Scientific Name(s) Pieris rapae, Pieris brassicae
Family Pieridae
Origin P. rapae: Europe, North Africa, Asia, South America, Great Britain but have spread worldwide

P. brassicae: Europe, North Africa, Asia but have spread worldwide

Plants Affected Prefer plants with natural glucosinolates/glucosides. These plants include cabbage, kale, broccoli, cauliflower, collards, turnips, radishes, mustard greens, and many more. They may also affect tomatoes, spinach, lettuce, or other garden crops without glucosinolates.
Common Remedies Handpicking eggs from plants, spraying with Bacillus thuringiensis var. kurstaki (BT) or natural oil sprays such as garlic oil, introducing or encouraging their natural predators, spreading diatomaceous earth, using cabbage netting to prevent egg-laying.

Types of Cabbage Worms

There are other moth or butterfly insects from the Lepidoptera order which are often included in this category. These include the cabbage looper (Trichoplusia ni), the cabbage moth (Mamestra brassicae), the cabbage webworm (Hellula undalis), the orange tip butterfly (Anthocharis cardamines), and the diamondback moth (Plutella xylostella or Plutella maculipennis). Their life cycles and reproduction may be different from the Pieris genus, but they tend to attack similar plants, and often can be eliminated in similar ways.

There are two species we’ll focus on in this piece. Both of these develop into different types of butterflies, so cabbage worms are actually caterpillars in their various larval forms.

Pieris rapae

Pieris rapae, the smaller of the two cabbage worms.
Pieris rapae, the smaller of the two types. Source: fturmog for moth and Macreando for the caterpillar.

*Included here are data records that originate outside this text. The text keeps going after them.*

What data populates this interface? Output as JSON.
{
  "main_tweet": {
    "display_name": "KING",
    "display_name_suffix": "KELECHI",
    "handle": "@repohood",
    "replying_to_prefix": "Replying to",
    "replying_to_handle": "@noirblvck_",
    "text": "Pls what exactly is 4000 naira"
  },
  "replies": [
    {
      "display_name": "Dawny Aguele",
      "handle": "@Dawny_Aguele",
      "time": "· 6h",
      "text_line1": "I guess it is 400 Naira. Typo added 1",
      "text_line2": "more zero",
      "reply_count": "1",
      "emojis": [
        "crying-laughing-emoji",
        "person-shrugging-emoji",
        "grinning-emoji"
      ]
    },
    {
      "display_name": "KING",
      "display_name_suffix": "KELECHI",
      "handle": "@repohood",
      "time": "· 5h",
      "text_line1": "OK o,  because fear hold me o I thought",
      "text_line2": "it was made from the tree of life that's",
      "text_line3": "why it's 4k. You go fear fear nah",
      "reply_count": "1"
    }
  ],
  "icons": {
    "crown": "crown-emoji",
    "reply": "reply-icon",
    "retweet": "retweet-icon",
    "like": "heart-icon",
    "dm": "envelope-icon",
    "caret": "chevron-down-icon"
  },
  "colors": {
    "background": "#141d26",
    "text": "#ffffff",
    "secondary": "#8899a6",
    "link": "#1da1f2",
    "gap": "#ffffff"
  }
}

The small white is widespread across Europe, Asia, North Africa, and South America. It also has been accidentally introduced to North America, Australia, and New Zealand. It’s considered to be a major pest in commercial agriculture due to its feeding habits. The term ‘small white’ comes from the coloration of the adult butterfly, which is white with some black dotting on its wings. Pieris rapae is smaller than its related brassicae relatives.

Pieris brassicae

Pieris brassicae, the larger of the two cabbage worms.
Pieris brassicae, the larger of the two types. Source: Gareth1953 for moth and treegrow for the caterpillar.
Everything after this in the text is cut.